Abstract:
This research is focused on investigating the mechanical behavior of FDM-processed
CFRP/Al hybrid riveted joints at elevated temperatures. A two-pronged approach
was adopted entailing experimental and computational domains. In the experimental
thrust, the developed joint was evaluated for its mechanical behavior by employing
Digital Image Correlation, micro-XCT, and fractographic analysis. The tensile testing
was performed at four different temperatures, i.e., Room Temperature (RT), 50°C,
75°C, and 100°C. At RT, the joint experienced net-sectioning in the CFRP sheet
along with minute secondary bending. Further, distinct failure modes were noticed
for each ply orientation where the inherent porosity/voids appeared as the governing
factor for the damage progression. Novel constitutive models were developed using
accrued strain and change in energy dissipation to estimate the damage progression.

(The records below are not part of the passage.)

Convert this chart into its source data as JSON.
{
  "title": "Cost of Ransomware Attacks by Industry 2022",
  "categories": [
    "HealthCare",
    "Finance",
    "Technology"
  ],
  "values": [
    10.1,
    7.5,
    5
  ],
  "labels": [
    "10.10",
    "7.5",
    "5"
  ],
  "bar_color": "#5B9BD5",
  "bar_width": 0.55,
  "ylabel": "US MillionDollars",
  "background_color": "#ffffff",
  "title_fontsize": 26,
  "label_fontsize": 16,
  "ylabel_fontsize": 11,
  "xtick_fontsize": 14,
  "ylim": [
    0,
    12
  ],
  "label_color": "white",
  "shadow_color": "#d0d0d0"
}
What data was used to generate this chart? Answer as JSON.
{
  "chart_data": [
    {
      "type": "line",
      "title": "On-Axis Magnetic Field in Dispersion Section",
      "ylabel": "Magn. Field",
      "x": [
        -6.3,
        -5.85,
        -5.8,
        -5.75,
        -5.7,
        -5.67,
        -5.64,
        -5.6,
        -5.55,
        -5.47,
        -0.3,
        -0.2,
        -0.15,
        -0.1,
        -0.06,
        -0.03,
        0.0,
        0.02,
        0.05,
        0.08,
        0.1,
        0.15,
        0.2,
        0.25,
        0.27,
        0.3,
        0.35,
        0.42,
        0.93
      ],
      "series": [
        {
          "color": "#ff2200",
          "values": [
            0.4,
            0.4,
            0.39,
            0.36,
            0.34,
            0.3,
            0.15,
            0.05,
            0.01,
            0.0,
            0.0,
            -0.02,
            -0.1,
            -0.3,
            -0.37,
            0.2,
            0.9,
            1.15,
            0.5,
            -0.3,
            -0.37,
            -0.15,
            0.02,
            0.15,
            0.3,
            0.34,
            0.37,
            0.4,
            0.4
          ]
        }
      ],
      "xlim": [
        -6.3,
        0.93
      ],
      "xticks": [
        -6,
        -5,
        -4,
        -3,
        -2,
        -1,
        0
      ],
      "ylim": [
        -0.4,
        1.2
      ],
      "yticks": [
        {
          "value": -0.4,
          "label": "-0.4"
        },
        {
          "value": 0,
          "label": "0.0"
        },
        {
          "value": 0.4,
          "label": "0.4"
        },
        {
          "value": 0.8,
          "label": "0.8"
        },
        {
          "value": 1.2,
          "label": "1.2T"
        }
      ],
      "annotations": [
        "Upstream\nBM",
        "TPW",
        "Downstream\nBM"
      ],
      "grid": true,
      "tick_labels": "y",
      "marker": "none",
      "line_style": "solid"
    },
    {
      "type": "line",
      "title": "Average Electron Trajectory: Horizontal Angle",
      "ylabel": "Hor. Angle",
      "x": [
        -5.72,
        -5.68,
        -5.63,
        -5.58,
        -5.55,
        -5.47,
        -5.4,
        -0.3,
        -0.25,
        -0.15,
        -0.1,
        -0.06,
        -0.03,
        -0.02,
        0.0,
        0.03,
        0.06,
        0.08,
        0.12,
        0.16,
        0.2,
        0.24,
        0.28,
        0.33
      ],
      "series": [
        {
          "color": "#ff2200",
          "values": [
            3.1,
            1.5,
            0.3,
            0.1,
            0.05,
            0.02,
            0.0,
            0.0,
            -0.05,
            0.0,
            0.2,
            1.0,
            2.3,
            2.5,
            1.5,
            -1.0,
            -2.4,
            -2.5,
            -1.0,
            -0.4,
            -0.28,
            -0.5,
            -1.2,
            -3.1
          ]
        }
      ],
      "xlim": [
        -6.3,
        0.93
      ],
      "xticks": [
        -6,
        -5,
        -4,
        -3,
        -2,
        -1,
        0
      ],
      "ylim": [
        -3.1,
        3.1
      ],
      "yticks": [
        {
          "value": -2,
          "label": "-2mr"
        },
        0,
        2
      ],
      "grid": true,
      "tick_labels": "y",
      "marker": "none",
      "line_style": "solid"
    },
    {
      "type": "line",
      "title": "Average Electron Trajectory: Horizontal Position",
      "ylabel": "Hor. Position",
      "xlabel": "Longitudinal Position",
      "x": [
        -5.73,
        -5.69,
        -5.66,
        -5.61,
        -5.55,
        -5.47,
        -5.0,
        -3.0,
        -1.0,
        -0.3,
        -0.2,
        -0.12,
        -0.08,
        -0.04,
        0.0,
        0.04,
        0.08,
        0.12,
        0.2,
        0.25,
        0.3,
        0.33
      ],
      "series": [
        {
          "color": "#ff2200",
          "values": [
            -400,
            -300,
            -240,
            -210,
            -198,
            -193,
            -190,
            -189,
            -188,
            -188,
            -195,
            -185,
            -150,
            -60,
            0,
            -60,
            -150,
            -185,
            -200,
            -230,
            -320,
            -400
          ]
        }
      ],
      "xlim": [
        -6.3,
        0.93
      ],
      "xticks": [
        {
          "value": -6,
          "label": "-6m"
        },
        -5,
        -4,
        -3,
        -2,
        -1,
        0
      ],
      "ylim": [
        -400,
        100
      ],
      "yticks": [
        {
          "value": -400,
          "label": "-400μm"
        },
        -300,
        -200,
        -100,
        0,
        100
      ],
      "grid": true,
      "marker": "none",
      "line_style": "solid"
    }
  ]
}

The damage accumulation was found to be more uniform in the 0°layer as compared
to 90°. Moreover, the 90°layer exhibited a more catastrophic damage pattern toward
final failure. At elevated temperatures, a significant reduction in mechanical properties
along with a non-uniform warping/bending of the plies was noticed due to viscoelastic
behavior change. The computational analysis was performed for the validation of the
experimental results and both were found to be in good agreement.